DELAYED REACTION. A brew of nasty ingredients, including higher energy prices, higher interest rates, and a dive in stock market values, has certainly raised the probability of a recession during the first half of 2001. At their last meeting, Federal Reserve decision-makers acknowledged these worsening conditions and strongly hinted that short-term rates would soon fall. Even prompt action by the Fed, however, will not have much effect during the period of greatest risk, because it takes nine to 18 months for changes in interest rates to influence economic activity. And some of the slowing effects of the 175-basis-point increase in rates that occurred between mid-1999 and mid-2000 are yet to be felt.

But the prospects for fine-tuning the economy's performance in 2001 through changes in fiscal policy are even bleaker. In theory, John Maynard Keynes was right: A well-timed boost in aggregate demand through tax cuts or spending hikes--an option that President-elect Bush neglects to mention--can forestall a recession or ameliorate one already in progress. The key condition, however, is that the medicine be "well-timed." Experience in the U.S. and elsewhere reveals that this condition is rarely met. When governments try to fight recessions by cutting taxes or increasing spending, they almost always get the timing wrong. By the time the tortuous budgetary process yields a new policy, the recession is over and the fiscal stimulus is no longer warranted. Nor, unfortunately, is it easily reversed, especially if it takes the form of a tax cut.

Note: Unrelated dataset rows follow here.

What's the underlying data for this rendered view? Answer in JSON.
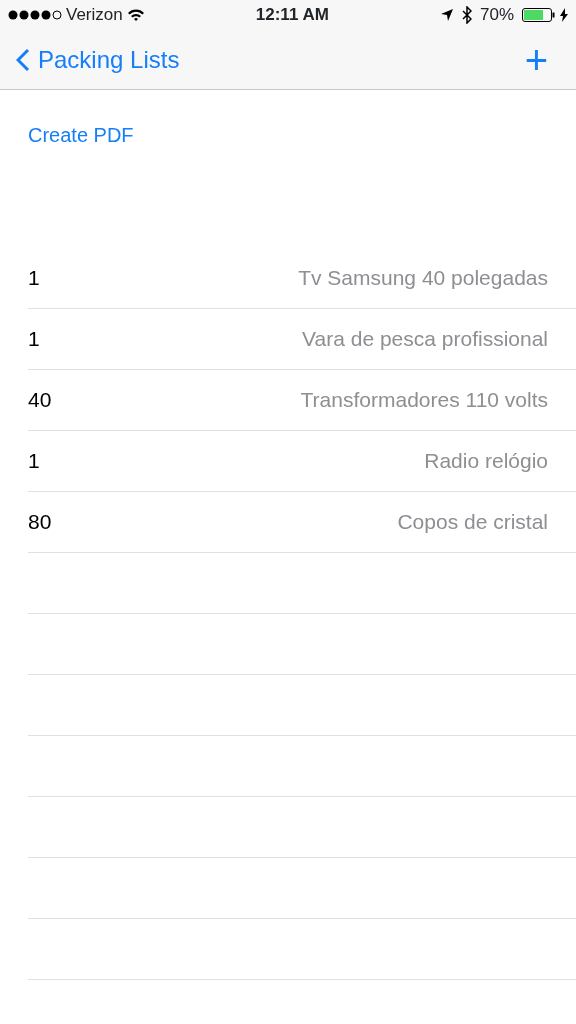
{
  "status_bar": {
    "carrier": "Verizon",
    "time": "12:11 AM",
    "battery": "70%"
  },
  "nav": {
    "back": "Packing Lists",
    "add": "+"
  },
  "action": "Create PDF",
  "items": [
    {
      "quantity": "1",
      "name": "Tv Samsung 40 polegadas"
    },
    {
      "quantity": "1",
      "name": "Vara de pesca profissional"
    },
    {
      "quantity": "40",
      "name": "Transformadores 110 volts"
    },
    {
      "quantity": "1",
      "name": "Radio relógio"
    },
    {
      "quantity": "80",
      "name": "Copos de cristal"
    }
  ]
}
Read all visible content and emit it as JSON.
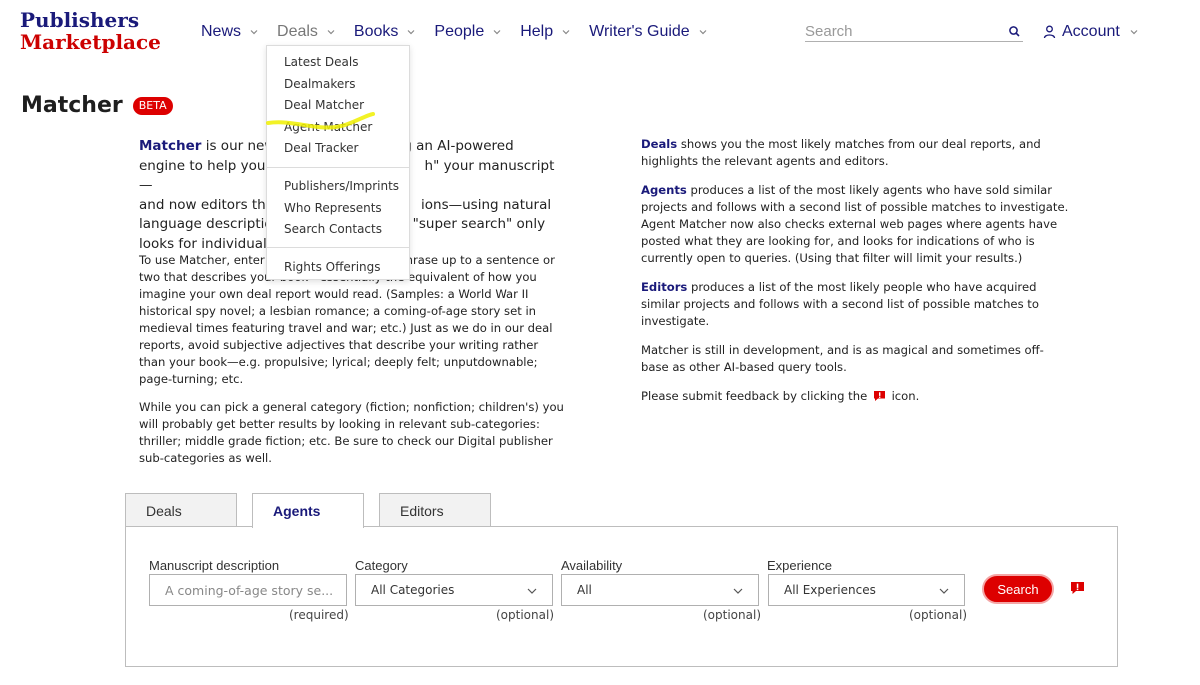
{
  "logo": {
    "line1": "Publishers",
    "line2": "Marketplace"
  },
  "nav": {
    "items": [
      {
        "label": "News"
      },
      {
        "label": "Deals"
      },
      {
        "label": "Books"
      },
      {
        "label": "People"
      },
      {
        "label": "Help"
      },
      {
        "label": "Writer's Guide"
      }
    ],
    "active": "Deals"
  },
  "search": {
    "placeholder": "Search",
    "icon": "search-icon"
  },
  "account": {
    "label": "Account",
    "icon": "user-icon"
  },
  "deals_menu": {
    "items": [
      {
        "label": "Latest Deals"
      },
      {
        "label": "Dealmakers"
      },
      {
        "label": "Deal Matcher"
      },
      {
        "label": "Agent Matcher"
      },
      {
        "label": "Deal Tracker"
      },
      {
        "label": "Publishers/Imprints"
      },
      {
        "label": "Who Represents"
      },
      {
        "label": "Search Contacts"
      },
      {
        "label": "Rights Offerings"
      }
    ],
    "highlighted": "Agent Matcher",
    "highlight_color": "#f0f000"
  },
  "page": {
    "title": "Matcher",
    "badge": "BETA"
  },
  "intro": {
    "keyword": "Matcher",
    "lines": [
      " is our new",
      "using an AI-powered",
      "engine to help you f",
      "h\" your manuscript—",
      "and now editors tha",
      "ions—using natural",
      "language descriptio",
      "\"super search\" only",
      "looks for individual k"
    ]
  },
  "howto": {
    "p1": [
      "To use Matcher, enter",
      "hrase up to a sentence or",
      "two that describes your book—essentially the equivalent of how you",
      "imagine your own deal report would read. (Samples: a World War II",
      "historical spy novel; a lesbian romance; a coming-of-age story set in",
      "medieval times featuring travel and war; etc.) Just as we do in our deal",
      "reports, avoid subjective adjectives that describe your writing rather",
      "than your book—e.g. propulsive; lyrical; deeply felt; unputdownable;",
      "page-turning; etc."
    ],
    "p2": "While you can pick a general category (fiction; nonfiction; children's) you will probably get better results by looking in relevant sub-categories: thriller; middle grade fiction; etc. Be sure to check our Digital publisher sub-categories as well."
  },
  "right": {
    "deals_kw": "Deals",
    "deals_text": " shows you the most likely matches from our deal reports, and highlights the relevant agents and editors.",
    "agents_kw": "Agents",
    "agents_text": " produces a list of the most likely agents who have sold similar projects and follows with a second list of possible matches to investigate. Agent Matcher now also checks external web pages where agents have posted what they are looking for, and looks for indications of who is currently open to queries. (Using that filter will limit your results.)",
    "editors_kw": "Editors",
    "editors_text": " produces a list of the most likely people who have acquired similar projects and follows with a second list of possible matches to investigate.",
    "dev_text": "Matcher is still in development, and is as magical and sometimes off-base as other AI-based query tools.",
    "feedback_before": "Please submit feedback by clicking the ",
    "feedback_after": " icon."
  },
  "tabs": [
    {
      "label": "Deals"
    },
    {
      "label": "Agents"
    },
    {
      "label": "Editors"
    }
  ],
  "active_tab": "Agents",
  "form": {
    "manuscript": {
      "label": "Manuscript description",
      "placeholder": "A coming-of-age story se...",
      "note": "(required)"
    },
    "category": {
      "label": "Category",
      "value": "All Categories",
      "note": "(optional)"
    },
    "availability": {
      "label": "Availability",
      "value": "All",
      "note": "(optional)"
    },
    "experience": {
      "label": "Experience",
      "value": "All Experiences",
      "note": "(optional)"
    },
    "search_label": "Search",
    "feedback_icon": "feedback-icon"
  },
  "colors": {
    "brand_navy": "#1a1a7a",
    "brand_red": "#dd0000"
  }
}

And a more expansionary fiscal policy during the recovery means a more restrictive monetary policy with higher interest rates, lower investment, and slower long-run growth than would otherwise be the case.

EMERGENCIES ONLY. Cutting taxes to prime the pump should be limited to rare circumstances of deep and persistent recessions that cannot be cured by aggressive monetary easing. Such circumstances engulfed the U.S. during the Great Depression and Japan during the 1990s. Thankfully, they do not appear applicable to the U.S. in 2001. Except in such dire circumstances, fiscal policy should be shaped by long-run priorities. And as the experience of the Clinton Administration demonstrates, long-run fiscal discipline, by fostering lower interest rates, provides the most secure foundation for short-term growth.

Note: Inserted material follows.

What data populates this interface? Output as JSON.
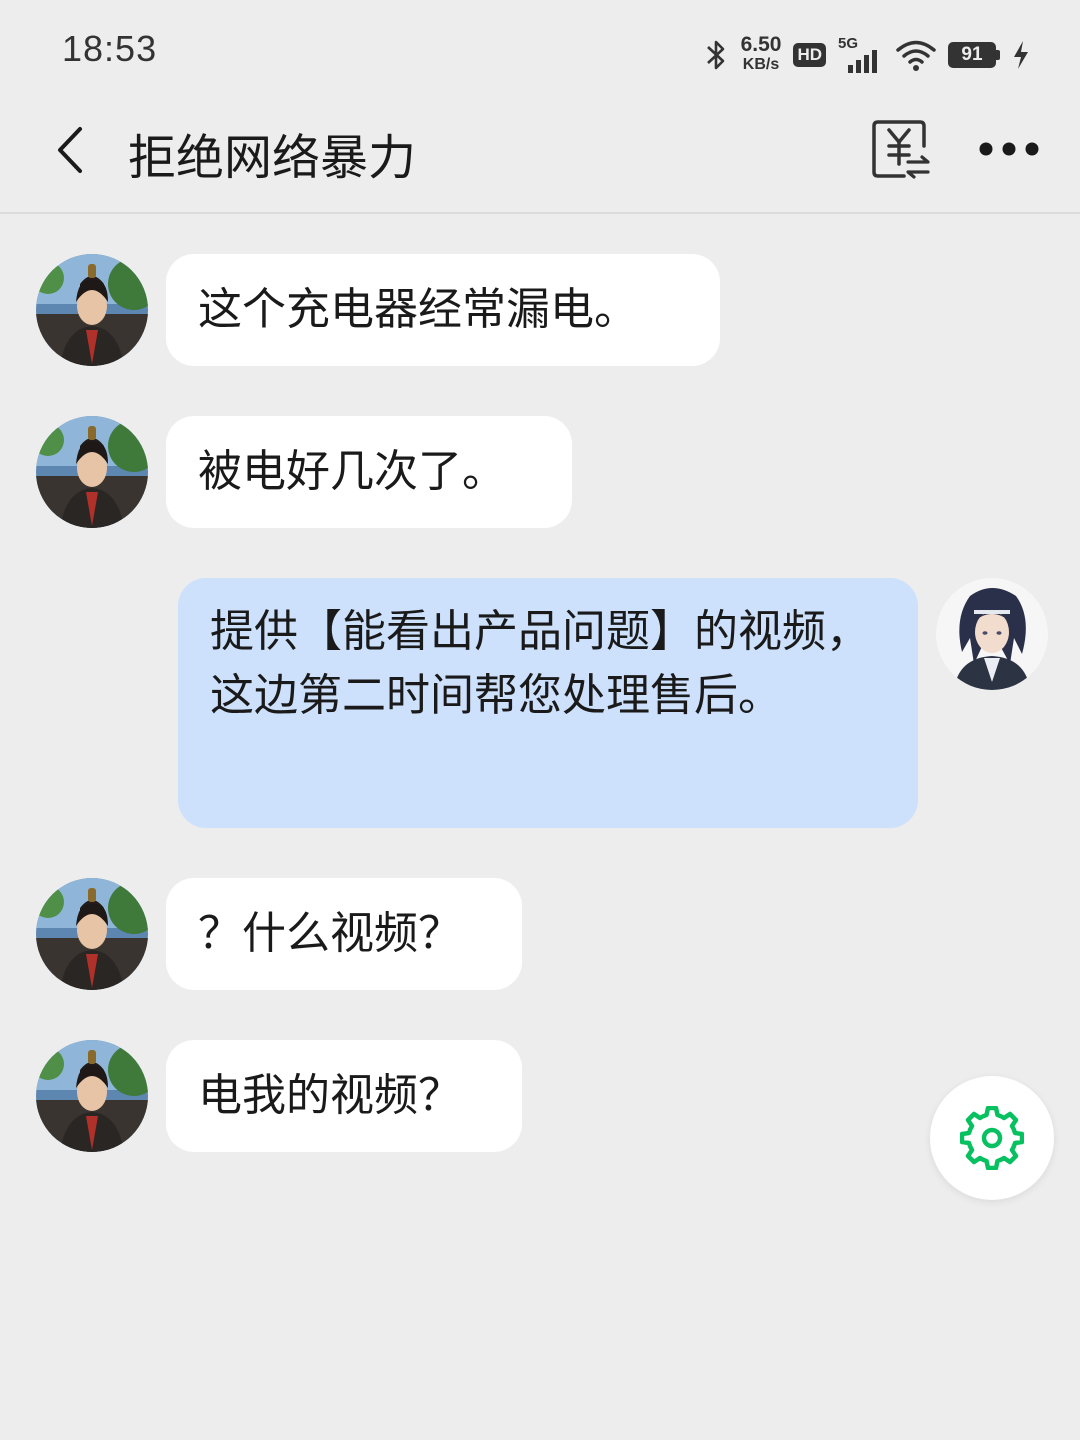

Bush identified his long-run priorities during the campaign. He wants to devote the lion's share of the non-Social Security surplus to tax cuts, the bulk of which benefit the richest 10%, and he wants to spend more on the military. Spending on education, Medicare, and other government programs are lower priorities. So is debt reduction. The new Congress should debate these priorities on their merits--it should not be swayed by meretricious warnings from the Bush team that a recession is imminent. Such warnings are both misleading--odds still favor a soft-landing slowdown over a hard-landing recession--and irresponsible because they intensify the anxieties of consumers and investors at a moment of fragile market confidence. Bush wants a large tax cut for political reasons, not economic ones. Neither he nor his economic advisers, most of whom are avowed supply-siders, really believe the Keynesian logic that they are now espousing.